The first is the 16th Annual Meeting of the Offshore Group of Banking Supervisors on October 23 and 24 that is organised by the Authority and sponsored by the Island's banks.

A group of 19 countries, covering offshore centres, will be represented. They meet to discuss matters of mutual interest, but also at times, they meet with the Basle Committee on Banking Supervision worldwide.

Such a meeting will be the nature of the second conference at the Princess which convenes the day after the first ends.

The Offshore Group first met in 1980 and is designed to allow offshore centres to define their common ground more exactly. They are also designed to identify the extent to which the exchange of information with other supervisory authorities could be compatible with their general function as offshore refuges from the fiscal and monetary policies of other countries.

The group also seeks to develop a positive, constructive and coordinated response to the approaches of other banking supervisory authorities.

The essential elements of banking regulation in each offshore centre forming the Offshore Group are conditions of membership, which require that: there is effective supervision through effective legislation; there is an applied commitment to the principles of effective banking supervision as embodied in the Basle Committee's Concordat, its supplement and the committee's minimum standards paper; and, that the necessary administration is in place to effect the commitment.

Group members are also committed to the implementation of the Basle Committee's Capital Accord and in almost all cases have set, and are achieving, more rigorous risk asset ratio requirements than the eight percent minimum set by the Basle Committee.

The Offshore Group has no enforcement powers over its members, but like the Basle Committee on Banking Supervision, they seek to promote the effective supervision of banks on the peer group principle.

Standards are also set by the conditions of membership.

The second meeting is the Joint Working Party of the Basle Committee on Banking Supervision and the Offshore Group of Banking Supervisors.

The Basle Committee on Banking Supervision was established in 1974 by the central bank governors of the Group of Ten industrialised countries with the objective of strengthening collaboration among national authorities in their prudential supervision of international banking.

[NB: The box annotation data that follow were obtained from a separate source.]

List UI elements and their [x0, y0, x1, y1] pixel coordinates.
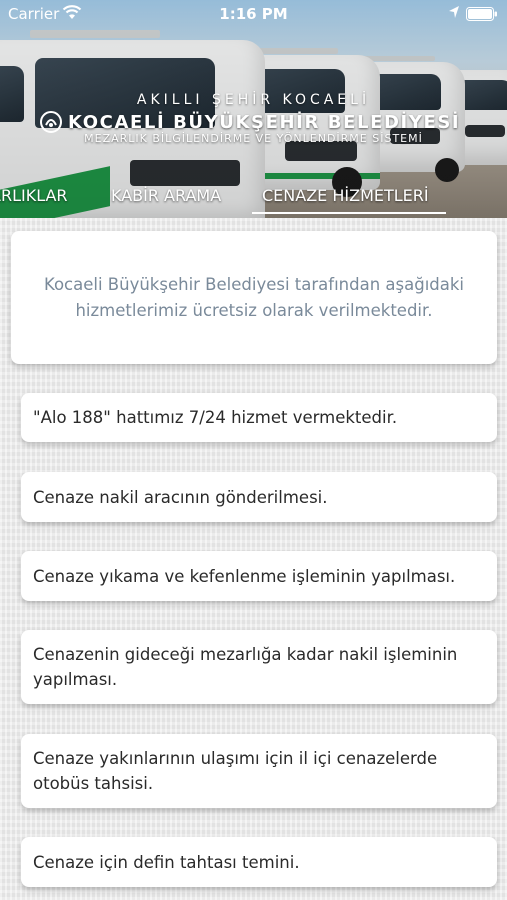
tab-bar: ARLIKLAR KABİR ARAMA CENAZE HİZMETLERİ	[0, 184, 507, 216]
location-arrow-icon	[449, 6, 459, 18]
tab-kabir-arama[interactable]: KABİR ARAMA	[111, 184, 221, 214]
service-card: Cenazenin gideceği mezarlığa kadar nakil…	[21, 630, 497, 704]
service-text: Cenaze nakil aracının gönderilmesi.	[33, 487, 328, 507]
service-card: Cenaze yakınlarının ulaşımı için il içi …	[21, 734, 497, 808]
status-time: 1:16 PM	[219, 5, 288, 23]
service-card: Cenaze yıkama ve kefenlenme işleminin ya…	[21, 551, 497, 601]
tab-mezarliklar[interactable]: ARLIKLAR	[0, 184, 68, 214]
tab-cenaze-hizmetleri[interactable]: CENAZE HİZMETLERİ	[262, 184, 429, 214]
intro-card: Kocaeli Büyükşehir Belediyesi tarafından…	[11, 231, 497, 364]
header-title: KOCAELİ BÜYÜKŞEHİR BELEDİYESİ	[68, 111, 461, 133]
service-text: Cenaze yakınlarının ulaşımı için il içi …	[33, 749, 438, 793]
municipality-logo-icon	[40, 111, 62, 133]
status-bar: Carrier 1:16 PM	[0, 0, 507, 28]
intro-text: Kocaeli Büyükşehir Belediyesi tarafından…	[43, 274, 465, 320]
service-card: "Alo 188" hattımız 7/24 hizmet vermekted…	[21, 393, 497, 442]
service-text: Cenazenin gideceği mezarlığa kadar nakil…	[33, 645, 458, 689]
service-text: "Alo 188" hattımız 7/24 hizmet vermekted…	[33, 408, 398, 427]
service-text: Cenaze için defin tahtası temini.	[33, 852, 300, 872]
service-card: Cenaze nakil aracının gönderilmesi.	[21, 472, 497, 522]
header-caption: MEZARLIK BİLGİLENDİRME VE YÖNLENDİRME Sİ…	[84, 132, 423, 145]
battery-icon	[466, 7, 497, 21]
service-text: Cenaze yıkama ve kefenlenme işleminin ya…	[33, 566, 456, 586]
service-card: Cenaze için defin tahtası temini.	[21, 837, 497, 887]
active-tab-indicator	[252, 212, 446, 214]
header-title-row: KOCAELİ BÜYÜKŞEHİR BELEDİYESİ	[40, 110, 500, 134]
header-subtitle: AKILLI ŞEHİR KOCAELİ	[136, 92, 371, 108]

The committee meets four times a year at the Bank of International Settlements in Basle, Switzerland.

The committee is comprised of senior officials of the central banks and supervisory agencies of the Group of Ten countries and Luxembourg.

The committee's reports and recommendations for supervisory policies and procedures are not legally binding. But through discussion of supervisory issues, the committee seeks to reach consensus on best practices.

Those best practices are embodied in the Basle Concordat, first drawn up in 1975 and extended in 1983.

The Basle Committee has considerably extended its work in the last decade to keep abreast of major developments in banking, especially the progressive internationalisation of banking.

The purpose of the Working Party is to discuss the experience in applying the four Basle Committee Minimum Standards. They include that all international banking groups and international banks be supervised by a capable home country authority; that host and home country supervisory authorities should first give consent to the creation of cross-border banking establishments; that supervisors should have the right to gather information from their home banks in such relationships; and, that if a host country supervisor believes that minimum standards have not been met, that authority could impose necessarily deemed restrictive measures.

The Working Party will also advise on whether it is desirable to agree on certain additional points concerning their application.